Egypt is open to establishing ties with the new rulers in Damascus and has communicated its expectations to Syria’s leadership in a step towards building trust, sources told The National.
Cairo sees the replacement of President Bashar Al Assad's regime by rebels with Islamist roots as a seismic change in the geopolitical landscape of the Middle East as the region is ravaged by wars and political upheavals.
“Syria is understandably giving Egypt a lot to worry about. It is an important country that impacts the Arab security order. It cannot be ignored,” said Michael Hanna, a New York-based Middle East expert.

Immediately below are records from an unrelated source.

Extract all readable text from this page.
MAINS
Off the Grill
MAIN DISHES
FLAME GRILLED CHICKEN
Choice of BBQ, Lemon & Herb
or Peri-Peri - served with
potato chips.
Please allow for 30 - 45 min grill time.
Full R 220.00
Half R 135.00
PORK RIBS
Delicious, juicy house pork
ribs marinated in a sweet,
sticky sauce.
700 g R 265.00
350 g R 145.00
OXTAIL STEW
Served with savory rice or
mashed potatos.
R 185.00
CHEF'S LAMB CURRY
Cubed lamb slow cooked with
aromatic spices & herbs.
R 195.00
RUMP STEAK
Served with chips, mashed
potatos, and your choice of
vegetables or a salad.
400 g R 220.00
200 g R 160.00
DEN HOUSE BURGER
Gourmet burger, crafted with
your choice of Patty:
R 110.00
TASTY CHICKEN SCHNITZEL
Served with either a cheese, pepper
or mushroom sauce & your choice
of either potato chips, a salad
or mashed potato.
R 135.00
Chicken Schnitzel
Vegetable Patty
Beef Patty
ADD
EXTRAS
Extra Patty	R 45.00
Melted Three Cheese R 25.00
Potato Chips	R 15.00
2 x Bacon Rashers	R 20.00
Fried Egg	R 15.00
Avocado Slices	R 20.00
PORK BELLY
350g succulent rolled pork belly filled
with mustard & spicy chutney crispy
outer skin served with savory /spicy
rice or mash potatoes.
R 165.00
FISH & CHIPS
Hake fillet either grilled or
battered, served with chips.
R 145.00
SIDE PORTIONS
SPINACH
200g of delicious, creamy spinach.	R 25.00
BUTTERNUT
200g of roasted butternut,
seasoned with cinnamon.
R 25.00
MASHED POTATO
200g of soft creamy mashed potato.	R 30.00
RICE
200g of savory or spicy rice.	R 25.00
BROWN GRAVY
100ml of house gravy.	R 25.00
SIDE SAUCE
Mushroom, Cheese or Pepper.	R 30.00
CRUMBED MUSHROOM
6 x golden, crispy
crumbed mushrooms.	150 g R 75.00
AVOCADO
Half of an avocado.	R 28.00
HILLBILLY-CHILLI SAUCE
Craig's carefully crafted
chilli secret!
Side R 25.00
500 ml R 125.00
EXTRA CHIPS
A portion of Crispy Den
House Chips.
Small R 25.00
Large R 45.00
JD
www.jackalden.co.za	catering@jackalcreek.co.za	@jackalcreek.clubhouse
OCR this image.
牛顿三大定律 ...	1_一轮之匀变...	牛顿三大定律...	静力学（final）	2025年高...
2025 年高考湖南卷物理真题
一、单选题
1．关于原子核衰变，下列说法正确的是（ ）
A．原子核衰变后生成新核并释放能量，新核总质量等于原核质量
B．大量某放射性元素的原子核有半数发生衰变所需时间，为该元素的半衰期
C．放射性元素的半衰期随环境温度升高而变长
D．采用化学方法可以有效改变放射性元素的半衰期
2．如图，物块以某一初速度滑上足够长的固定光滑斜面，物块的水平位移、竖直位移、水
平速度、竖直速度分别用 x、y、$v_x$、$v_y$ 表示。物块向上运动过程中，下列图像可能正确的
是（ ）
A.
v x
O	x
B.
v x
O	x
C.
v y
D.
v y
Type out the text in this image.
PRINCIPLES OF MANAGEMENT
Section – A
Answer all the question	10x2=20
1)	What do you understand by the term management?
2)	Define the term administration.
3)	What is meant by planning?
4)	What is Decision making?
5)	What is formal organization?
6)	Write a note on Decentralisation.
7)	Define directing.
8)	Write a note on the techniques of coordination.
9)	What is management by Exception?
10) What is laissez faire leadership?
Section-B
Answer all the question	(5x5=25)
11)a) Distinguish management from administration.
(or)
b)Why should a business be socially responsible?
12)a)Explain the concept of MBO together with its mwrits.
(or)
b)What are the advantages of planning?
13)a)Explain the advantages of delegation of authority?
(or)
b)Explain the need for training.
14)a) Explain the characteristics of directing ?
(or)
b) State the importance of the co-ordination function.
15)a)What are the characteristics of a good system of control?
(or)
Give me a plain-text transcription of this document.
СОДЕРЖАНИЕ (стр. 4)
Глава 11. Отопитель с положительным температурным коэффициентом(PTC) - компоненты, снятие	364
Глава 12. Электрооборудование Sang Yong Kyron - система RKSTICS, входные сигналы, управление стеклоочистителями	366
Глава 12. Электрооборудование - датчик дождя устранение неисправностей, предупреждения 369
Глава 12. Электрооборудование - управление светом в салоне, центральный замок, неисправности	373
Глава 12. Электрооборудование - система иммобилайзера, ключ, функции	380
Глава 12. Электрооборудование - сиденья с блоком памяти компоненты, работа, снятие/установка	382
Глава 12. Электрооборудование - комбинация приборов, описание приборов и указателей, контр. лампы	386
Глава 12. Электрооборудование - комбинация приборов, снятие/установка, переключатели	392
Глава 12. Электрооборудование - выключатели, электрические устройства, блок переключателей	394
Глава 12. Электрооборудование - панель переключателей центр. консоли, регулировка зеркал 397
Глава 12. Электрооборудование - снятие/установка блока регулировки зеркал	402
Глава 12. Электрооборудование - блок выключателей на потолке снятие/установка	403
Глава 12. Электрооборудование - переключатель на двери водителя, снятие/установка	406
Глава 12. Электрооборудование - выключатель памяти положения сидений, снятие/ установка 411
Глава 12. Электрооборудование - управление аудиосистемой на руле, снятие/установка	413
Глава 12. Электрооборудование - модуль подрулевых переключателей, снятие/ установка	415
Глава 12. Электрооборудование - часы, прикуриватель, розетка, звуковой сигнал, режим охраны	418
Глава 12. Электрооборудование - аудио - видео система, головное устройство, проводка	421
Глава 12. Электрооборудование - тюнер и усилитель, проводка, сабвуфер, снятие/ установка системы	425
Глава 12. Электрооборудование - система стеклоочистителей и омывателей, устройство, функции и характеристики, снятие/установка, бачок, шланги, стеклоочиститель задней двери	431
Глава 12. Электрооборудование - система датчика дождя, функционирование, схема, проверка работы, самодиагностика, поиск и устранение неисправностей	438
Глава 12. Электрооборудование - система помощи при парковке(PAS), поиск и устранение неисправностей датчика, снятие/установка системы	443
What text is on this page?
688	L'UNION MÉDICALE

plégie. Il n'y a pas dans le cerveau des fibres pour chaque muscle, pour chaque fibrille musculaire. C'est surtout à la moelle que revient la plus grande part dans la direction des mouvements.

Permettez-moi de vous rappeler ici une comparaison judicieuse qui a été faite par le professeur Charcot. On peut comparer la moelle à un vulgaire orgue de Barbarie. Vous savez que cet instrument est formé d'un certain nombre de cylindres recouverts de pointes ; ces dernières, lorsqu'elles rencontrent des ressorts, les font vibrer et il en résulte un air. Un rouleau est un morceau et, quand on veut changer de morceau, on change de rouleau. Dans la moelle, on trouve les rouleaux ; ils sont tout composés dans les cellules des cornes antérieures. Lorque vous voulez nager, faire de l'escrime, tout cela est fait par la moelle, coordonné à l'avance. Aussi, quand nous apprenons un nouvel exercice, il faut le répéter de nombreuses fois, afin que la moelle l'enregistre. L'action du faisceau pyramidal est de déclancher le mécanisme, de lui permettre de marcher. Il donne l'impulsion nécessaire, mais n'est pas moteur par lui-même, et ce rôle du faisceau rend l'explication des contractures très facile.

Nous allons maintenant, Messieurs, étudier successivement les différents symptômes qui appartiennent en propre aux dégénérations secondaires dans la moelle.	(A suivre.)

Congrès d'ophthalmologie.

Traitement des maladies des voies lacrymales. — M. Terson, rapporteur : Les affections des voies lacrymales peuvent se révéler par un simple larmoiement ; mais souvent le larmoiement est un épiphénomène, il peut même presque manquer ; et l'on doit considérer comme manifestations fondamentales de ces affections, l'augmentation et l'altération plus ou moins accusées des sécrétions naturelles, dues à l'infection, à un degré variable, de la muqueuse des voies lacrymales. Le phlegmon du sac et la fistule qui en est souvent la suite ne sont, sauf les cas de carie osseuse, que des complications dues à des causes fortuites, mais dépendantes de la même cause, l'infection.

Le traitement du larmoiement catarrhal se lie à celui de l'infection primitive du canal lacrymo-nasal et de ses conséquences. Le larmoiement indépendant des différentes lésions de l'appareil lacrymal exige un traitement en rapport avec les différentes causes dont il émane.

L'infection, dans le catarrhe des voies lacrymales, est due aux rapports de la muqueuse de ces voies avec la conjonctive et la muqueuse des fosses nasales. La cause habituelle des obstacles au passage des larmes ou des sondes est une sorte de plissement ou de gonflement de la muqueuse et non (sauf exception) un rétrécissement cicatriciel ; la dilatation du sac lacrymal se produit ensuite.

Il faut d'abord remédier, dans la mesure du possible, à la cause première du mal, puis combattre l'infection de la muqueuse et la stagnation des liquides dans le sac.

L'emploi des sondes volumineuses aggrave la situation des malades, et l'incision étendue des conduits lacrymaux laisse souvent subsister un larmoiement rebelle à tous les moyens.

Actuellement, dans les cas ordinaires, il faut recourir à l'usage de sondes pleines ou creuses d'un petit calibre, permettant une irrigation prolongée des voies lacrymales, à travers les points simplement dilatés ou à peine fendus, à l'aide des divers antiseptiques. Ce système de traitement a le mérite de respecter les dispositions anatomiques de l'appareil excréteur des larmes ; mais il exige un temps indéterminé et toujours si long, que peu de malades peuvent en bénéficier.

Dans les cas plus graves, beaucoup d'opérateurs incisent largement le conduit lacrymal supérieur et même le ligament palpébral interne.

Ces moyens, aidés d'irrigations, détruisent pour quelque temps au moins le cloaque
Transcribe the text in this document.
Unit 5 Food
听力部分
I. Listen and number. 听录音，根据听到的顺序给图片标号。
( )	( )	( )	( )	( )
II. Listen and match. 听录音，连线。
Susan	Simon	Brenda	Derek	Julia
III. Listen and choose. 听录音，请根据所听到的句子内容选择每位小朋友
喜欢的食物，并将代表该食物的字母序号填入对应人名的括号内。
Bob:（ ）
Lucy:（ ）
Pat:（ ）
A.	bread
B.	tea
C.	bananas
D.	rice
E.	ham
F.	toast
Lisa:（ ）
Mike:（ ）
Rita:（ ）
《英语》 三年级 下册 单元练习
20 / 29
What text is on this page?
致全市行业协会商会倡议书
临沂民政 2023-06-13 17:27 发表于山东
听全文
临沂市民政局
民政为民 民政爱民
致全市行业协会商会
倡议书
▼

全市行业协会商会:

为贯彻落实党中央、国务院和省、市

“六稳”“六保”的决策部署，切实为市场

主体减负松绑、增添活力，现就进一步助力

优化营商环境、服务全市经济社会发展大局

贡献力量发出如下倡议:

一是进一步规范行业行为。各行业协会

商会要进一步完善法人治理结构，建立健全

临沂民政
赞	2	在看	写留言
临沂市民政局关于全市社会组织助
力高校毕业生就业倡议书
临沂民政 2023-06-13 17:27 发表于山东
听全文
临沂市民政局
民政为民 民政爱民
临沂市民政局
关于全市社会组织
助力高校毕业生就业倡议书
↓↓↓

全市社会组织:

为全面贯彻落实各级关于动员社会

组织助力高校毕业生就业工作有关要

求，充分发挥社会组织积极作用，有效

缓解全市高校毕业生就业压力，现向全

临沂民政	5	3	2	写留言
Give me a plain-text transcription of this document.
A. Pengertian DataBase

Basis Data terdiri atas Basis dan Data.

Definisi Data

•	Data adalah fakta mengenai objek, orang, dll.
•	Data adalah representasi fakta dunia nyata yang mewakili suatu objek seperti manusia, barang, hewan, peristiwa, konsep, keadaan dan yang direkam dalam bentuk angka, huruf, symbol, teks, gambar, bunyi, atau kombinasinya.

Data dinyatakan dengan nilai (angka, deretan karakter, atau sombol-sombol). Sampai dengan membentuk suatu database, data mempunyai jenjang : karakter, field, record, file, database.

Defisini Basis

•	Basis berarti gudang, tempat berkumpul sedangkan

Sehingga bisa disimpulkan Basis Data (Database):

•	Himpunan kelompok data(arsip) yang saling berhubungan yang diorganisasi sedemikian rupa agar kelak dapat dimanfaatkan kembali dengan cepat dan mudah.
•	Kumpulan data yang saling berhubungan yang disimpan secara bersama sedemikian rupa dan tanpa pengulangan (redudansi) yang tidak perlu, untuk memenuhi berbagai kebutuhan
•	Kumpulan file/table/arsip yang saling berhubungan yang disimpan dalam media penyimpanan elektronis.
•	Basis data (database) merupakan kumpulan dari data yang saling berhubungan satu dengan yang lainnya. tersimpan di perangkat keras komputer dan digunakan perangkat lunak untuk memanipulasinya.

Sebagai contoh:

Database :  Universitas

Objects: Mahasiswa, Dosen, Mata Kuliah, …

Damascus fell to the rebels led by Hayat Tahrir Al Sham in December, ending Syria's more than five decades of Assad family rule. HTS is mainly made up of groups from the extremist organisation Jabhat Al Nusra, which was linked to al Qaeda. It broke those ties with al Qaeda in 2016 after a purge by the group's leader, Syria's newly declared President Ahmad Al Shara, formerly known by the nom de guerre Abu Mohammed Al Jawlani.
Thus, the frosty relations between Syria and Egypt are to be expected. The nation's general-turned-president Abdel Fattah El Sisi led the ousting of the Islamist Mohammed Morsi nearly 12 years ago and has since made zero tolerance for political Islam the defining foundation of his rule.
Egypt is mainly worried about its home-grown extremists and the possibility of reviving the now-suppressed insurgency in the Sinai Peninsula and attracting foreign jihadists. But to thaw relations with Damascus, it has presented Syria's new government with a list of demands, according to the sources, who have knowledge of the matter.

These demands include the handover of extremists wanted in Egypt to face terrorism charges, along with others convicted of terrorist attacks and sentenced to death or life in absentia, they said.
Egypt has expressed alarm through diplomatic channels that wanted Egyptian extremists have been assimilated into Syria's new army, with some given high officer ranks, and that a wanted extremist publicly called for the ousting of President El Sisi's government.
Cairo also wants the new Syrian authorities to guarantee that they will do everything within their powers to prevent hundreds of detained ISIS extremists leaving Syria and try to infiltrate Egypt and reignite an Islamist insurgency that was put down around 2020 after years of bloodshed.
Saudi Arabia and Qatar – two nations that swiftly moved to embrace the new order in Syria – are playing a pivotal diplomatic role in narrowing the gap between Cairo and Damascus, the sources affirmed.
Congratulatory message
In a symbolically significant move, President El Sisi sent a congratulatory message to Mr Al Shara last week after his appointment as president. However, the message – the first public contact between the two leaders – read like a formality. Egypt had earlier recognised the new regime in Syria and allowed the Syrian embassy in Cairo to fly the “revolution flag”.
Underlining the tension between Egypt and the rulers in Damascus, Syria's new Foreign Minister Asaad Al Shibani did not include Egypt in his first overseas tour in the role. Instead he visited only Saudi Arabia, the United Arab Emirates and Jordan last month. The exclusion of Egypt belies Cairo's regional weight and the history that binds the two nations.
Egypt and Syria merged into the short-lived United Arab Republic in 1958. Fifteen years later, they secretly planned and executed a simultaneous attack against Israel to ignite the 1973 Middle East war, a defining moment in the Arab-Israeli conflict.

Another reason for Cairo's willingness to build a relationship with Syria's new order is to counter any attempt by other countries to build a long-term influence over Syria while the country is being rebuilt.
“With Al Assad gone, Iran's influence in Syria and Lebanon has been significantly weakened. That fulfils Egypt's long-standing wish to see Iran out of the Arab Middle East,” said one of the sources.
“But engaging the new regime in Syria by Egypt and other Arab powerhouses is pivotal to stop another non-Arab regional power from gaining leverage in Damascus," added the source, alluding to the vast influence Turkey wields in post-Assad Syria.